The letter makes it clear that the NEP staff will contact advisers separately if and when their firm is selected for an examination. The letter also explains that the Presence Exams are part of a two-year initiative that will include (1) an Engagement Phase — involving outreach to newly registered advisers, (2) an Examination Phase — during which the exams will occur and (3) a Reporting Phase — during which the NEP will report to the SEC and the public its observations from the examinations (including common practices identified in the higher-risk areas, industry trends and significant issues).
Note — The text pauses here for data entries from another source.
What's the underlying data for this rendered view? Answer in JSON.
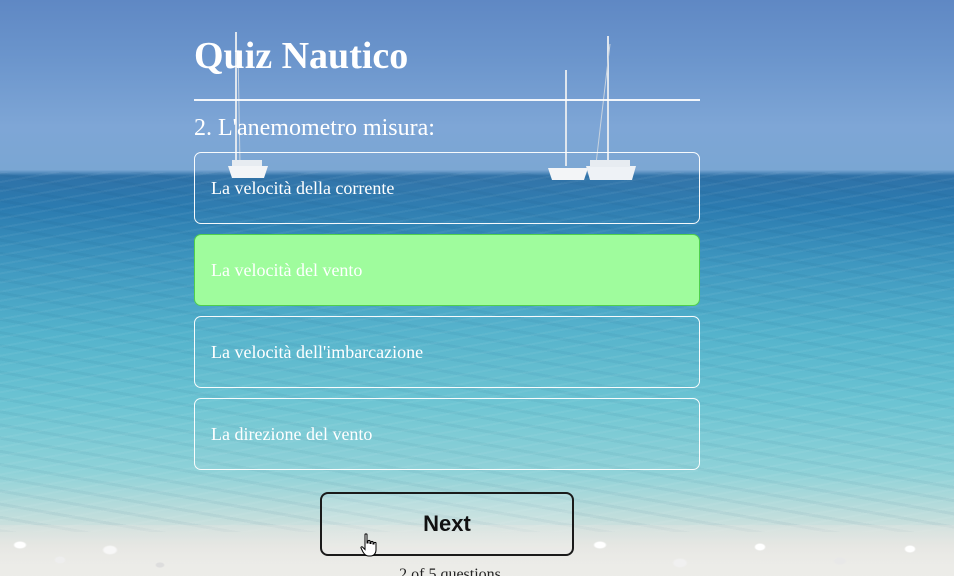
{
  "quiz": {
    "title": "Quiz Nautico",
    "question": "2. L'anemometro misura:",
    "answers": [
      {
        "label": "La velocità della corrente",
        "state": "default"
      },
      {
        "label": "La velocità del vento",
        "state": "correct"
      },
      {
        "label": "La velocità dell'imbarcazione",
        "state": "default"
      },
      {
        "label": "La direzione del vento",
        "state": "default"
      }
    ],
    "next_label": "Next",
    "counter_text": "2 of 5 questions"
  },
  "colors": {
    "correct_fill": "#9ffc9d",
    "correct_border": "#4fcf4c",
    "option_border": "#ffffff",
    "title_text": "#ffffff",
    "button_border": "#1a1a1a"
  },
  "icons": {
    "cursor": "hand-pointer-icon"
  }
}
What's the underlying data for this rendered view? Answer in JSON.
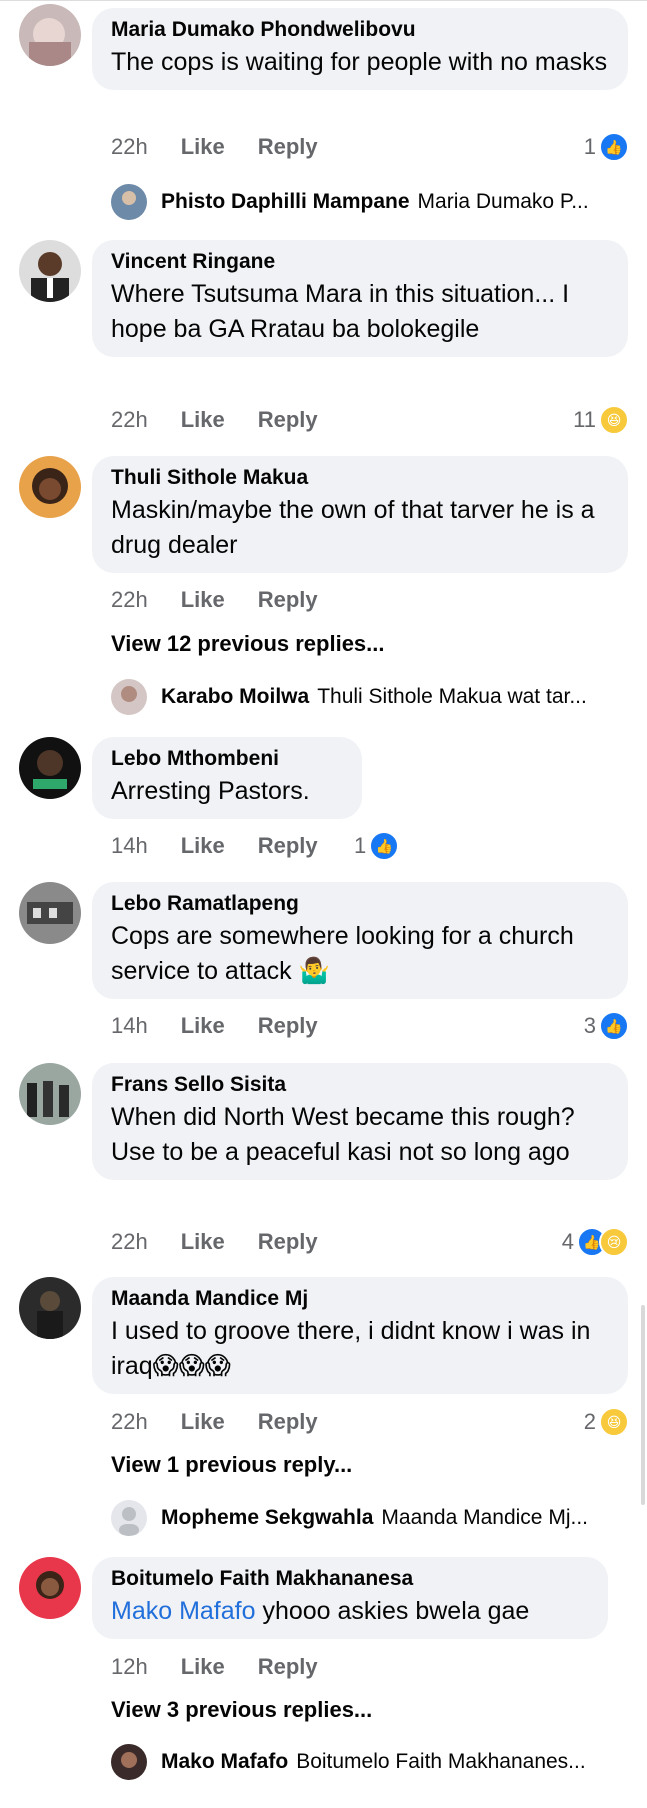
{
  "comments": [
    {
      "author": "Maria Dumako Phondwelibovu",
      "text": "The cops is waiting for people with no masks",
      "time": "22h",
      "like": "Like",
      "reply": "Reply",
      "reaction_count": "1",
      "reply_preview": {
        "author": "Phisto Daphilli Mampane",
        "text": "Maria Dumako P..."
      }
    },
    {
      "author": "Vincent Ringane",
      "text": "Where Tsutsuma Mara in this situation... I hope ba GA Rratau ba bolokegile",
      "time": "22h",
      "like": "Like",
      "reply": "Reply",
      "reaction_count": "11"
    },
    {
      "author": "Thuli Sithole Makua",
      "text": "Maskin/maybe the own of that tarver he is a drug dealer",
      "time": "22h",
      "like": "Like",
      "reply": "Reply",
      "view_more": "View 12 previous replies...",
      "reply_preview": {
        "author": "Karabo Moilwa",
        "text": "Thuli Sithole Makua wat tar..."
      }
    },
    {
      "author": "Lebo Mthombeni",
      "text": "Arresting Pastors.",
      "time": "14h",
      "like": "Like",
      "reply": "Reply",
      "reaction_count": "1"
    },
    {
      "author": "Lebo Ramatlapeng",
      "text": "Cops are somewhere looking for a church service to attack 🤷‍♂️",
      "time": "14h",
      "like": "Like",
      "reply": "Reply",
      "reaction_count": "3"
    },
    {
      "author": "Frans Sello Sisita",
      "text": "When did North West became this rough? Use to be a peaceful kasi not so long ago",
      "time": "22h",
      "like": "Like",
      "reply": "Reply",
      "reaction_count": "4"
    },
    {
      "author": "Maanda Mandice Mj",
      "text": "I used to groove there, i didnt know i was in iraq😱😱😱",
      "time": "22h",
      "like": "Like",
      "reply": "Reply",
      "reaction_count": "2",
      "view_more": "View 1 previous reply...",
      "reply_preview": {
        "author": "Mopheme Sekgwahla",
        "text": "Maanda Mandice Mj..."
      }
    },
    {
      "author": "Boitumelo Faith Makhananesa",
      "mention": "Mako Mafafo",
      "text": " yhooo askies bwela gae",
      "time": "12h",
      "like": "Like",
      "reply": "Reply",
      "view_more": "View 3 previous replies...",
      "reply_preview": {
        "author": "Mako Mafafo",
        "text": "Boitumelo Faith Makhananes..."
      }
    }
  ],
  "colors": {
    "bubble": "#f0f2f5",
    "meta": "#65676b",
    "mention": "#216fdb",
    "like": "#1877f2",
    "haha": "#f7c93b"
  }
}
The higher-risk areas identified in the letter are consistent with many of the issues we are seeing in recent SEC examinations. Fund managers should be prepared to address these issues in detail with the SEC staff, for example, by explaining their procedures, disclosures and testing with respect to allocation of investment opportunities and allocation of expenses among funds and other accounts. Supporting materials for all factual statements made in marketing materials (including pitch books, DDQs and other communications) should be identified and their accuracy confirmed. Advisers should be prepared to explain their valuation methodologies, particularly for fair valuing illiquid or difficult-to-value instruments. In preparation for examination, fund managers should review the accuracy of their management- and performance-fee calculations, as well as the means by which they satisfy the custody rule taking into consideration all categories of instruments and other investments.

Identifying and addressing the types of issues raised in today’s letter should be a priority for all registered advisers.